Undoubtedly, we all need both emotions and mind to succeed. One of them
cannot substitute for the other; we need to reach a state of balance
between both. Similarly, it is best to ensure that those having book
smarts (i.e. people with higher cognitive abilities-intellectual
intelligence) are not more successful than those with street smarts
(i.e. people with higher non-cognitive abilities-emotional intelligence)
and vice versa, as each completes the other. As David Caruso said, “It
is very important to understand that emotional intelligence is not the
opposite of intelligence, it is not the triumph of heart over head—it
is the unique intersection of both.” (2)
This struggle is also prominent in the medical field. Health care
professionals, especially doctors, are always caught in the middle of
this conflict between humanity and objectivity. Most medical curricula
emphasize the importance of intellectual abilities (knowledge and
skills), while very scant attention is given to the improvement of
doctors’ EI. This imbalance could lead to increases in malpractice
claims against doctors (3)
(4), high levels of burnout and
depression (5)
(3) (6),
and deterioration of the doctor-patient relationship.
(5) (7)
(4) As Goleman has pointed out, at times
of heightened competition for patient loyalty, those physicians who are
more aware of their patients’ emotions are more successful in treating
patients than their less-perceptive colleagues.
(8) (9)
The improved doctor-patient relationship leads to patient satisfaction,
and thereby helps increase diagnosis accuracy and patient compliance,
making them more adherent to treatment protocols.
(9) (7)
Furthermore, emotional intelligence is supposed to improve physical and
psychological health, lead to better stress coping, and promote
effective teamwork and enhanced leadership among medical staff.
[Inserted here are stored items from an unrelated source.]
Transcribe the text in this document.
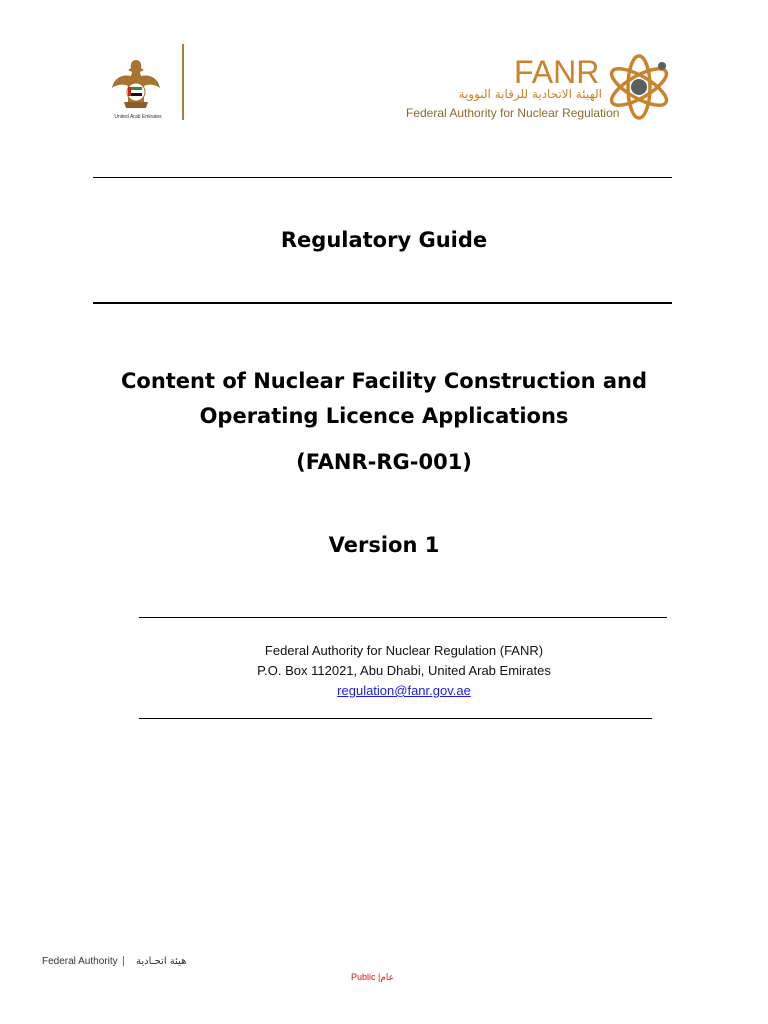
United Arab Emirates
FANR
الهيئة الاتحادية للرقابة النووية
Federal Authority for Nuclear Regulation
Regulatory Guide
Content of Nuclear Facility Construction and
Operating Licence Applications
(FANR-RG-001)
Version 1
Federal Authority for Nuclear Regulation (FANR)
P.O. Box 112021, Abu Dhabi, United Arab Emirates
regulation@fanr.gov.ae
Federal Authority | هيئة اتحـادية
Public |عام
Due to increasing awareness of the importance of EI, emotional
intelligence has become a concept of great interest in the field of
medical education. It was introduced by Salovey and Mayer as a form of
social intelligence that involves the ability to monitor the feelings
and emotions of oneself and others, to discriminate among them, and to
use this information to guide one’s thinking and actions.
(10) As defined by Goleman, EI has five
components: knowing one’s emotions (self-awareness), managing emotions,
motivating oneself, recognizing emotions in others (empathy), and
handling relationships. (11)
There is scant knowledge, organized data, and statistics about the EI of
medical students in Palestine, its relationship with medical aspects,
and its effect on medical students at Al-Quds and Al-Najah Universities.
Such information is needed in order to improve students’ achievements,
quality of life, and professional success. Therefore, our study examined
the emotional intelligence scores of Al-Quds and Al-Najah University
medical students according to their stage of study (basic vs. clinical)
and in the context of potential contributing factors.